Lil Peep zmarł 15 listopada 2017 roku. Wiadomość o śmierci 21-letniego rapera podał jego menedżer, Mikey Cortez. Artysta został znaleziony w swoim tour busie po jednym z koncertów. Gustav Ahr bo tak naprawdę nazywał się Lil Peep był wschodzącą gwiazdą rapu, która rzesze fanów zdobyła dzięki publikacjom własnych utworów w internecie.

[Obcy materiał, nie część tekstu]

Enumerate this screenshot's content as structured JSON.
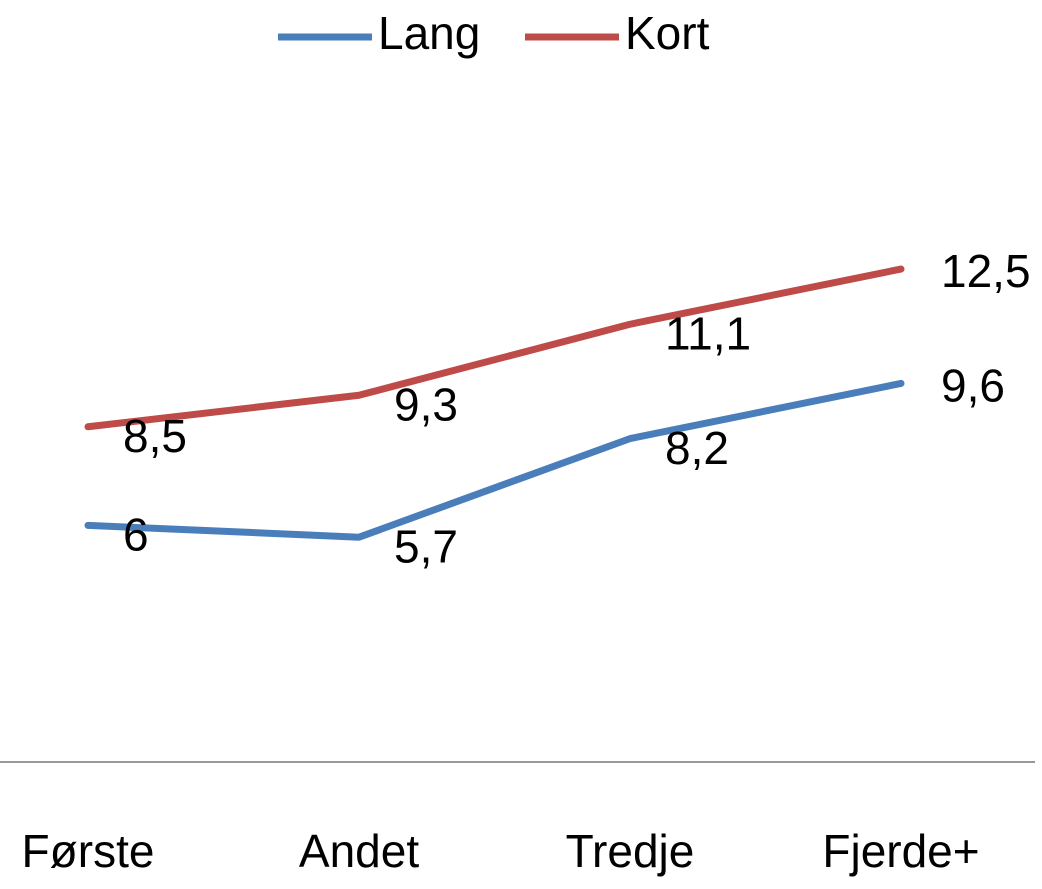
{
  "chart_data": {
    "type": "line",
    "categories": [
      "Første",
      "Andet",
      "Tredje",
      "Fjerde+"
    ],
    "series": [
      {
        "name": "Lang",
        "color": "#4a7ebb",
        "values": [
          6,
          5.7,
          8.2,
          9.6
        ],
        "value_labels": [
          "6",
          "5,7",
          "8,2",
          "9,6"
        ]
      },
      {
        "name": "Kort",
        "color": "#be4b48",
        "values": [
          8.5,
          9.3,
          11.1,
          12.5
        ],
        "value_labels": [
          "8,5",
          "9,3",
          "11,1",
          "12,5"
        ]
      }
    ],
    "ylim": [
      0,
      16
    ]
  }
}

Lil Peep nie żyje - przyczyny śmierci
Po śmierci rapera pojawiły się spekulacje dotyczące przyczyn tej tragedii. Nieoficjalnie mówiło się, że Lil Peep zmarł po przedawkowaniu leków uspokajających. W sieci pojawiły się też domysły, ze mogło być to samobójstwo, bo raper zmagał się z depresją i uzależnieniem. Na temat śmierci Lil Peepa postanowił wypowiedzieć się brat chłopaka.

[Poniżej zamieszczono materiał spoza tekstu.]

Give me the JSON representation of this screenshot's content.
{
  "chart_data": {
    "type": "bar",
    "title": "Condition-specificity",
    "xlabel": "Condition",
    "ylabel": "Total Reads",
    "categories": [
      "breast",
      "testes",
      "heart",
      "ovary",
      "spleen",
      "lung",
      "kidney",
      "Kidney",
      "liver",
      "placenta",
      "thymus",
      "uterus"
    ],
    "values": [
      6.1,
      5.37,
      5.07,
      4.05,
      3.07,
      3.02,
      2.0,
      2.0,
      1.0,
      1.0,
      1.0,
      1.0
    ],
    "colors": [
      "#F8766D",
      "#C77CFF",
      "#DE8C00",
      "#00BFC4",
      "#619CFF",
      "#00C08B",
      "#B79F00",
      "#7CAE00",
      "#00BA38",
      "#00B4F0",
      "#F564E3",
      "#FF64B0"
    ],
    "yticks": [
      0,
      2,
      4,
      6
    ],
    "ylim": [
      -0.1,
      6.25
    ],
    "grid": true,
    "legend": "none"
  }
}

Karl Ahr zauważył, że sceniczny wizerunek jego brata, z którym związane były narkotyki i depresja, nie pokazywał tego, jaki Gustav był naprawdę, a tragiczna śmieć chłopaka była wypadkiem. - Słyszeliśmy, że wziął substancję, której nie znał. To był wypadek, naprawdę. On był bardzo szczęśliwy. Płacono mu, za udawanie smutnego, a to czyniło go popularnym. Był dumny, kiedy dowiadywał się, że jego muzyka pomogła komuś, kto myślał o samobójstwie. Nie był tak smutny, jak ludziom się wydaje. Mój brat nie brał pięciu tabletek Xanaxu każdego dnia, ale wziąłby je tylko po to, żeby pokazać to na Instagramie. Gustav radził sobie o wiele lepiej z takimi rzeczami niż Lil Peep, lecz świat nie znał Gustava, znał Lil Peepa - powiedział Karl Ahr w rozmowie z magazynem People.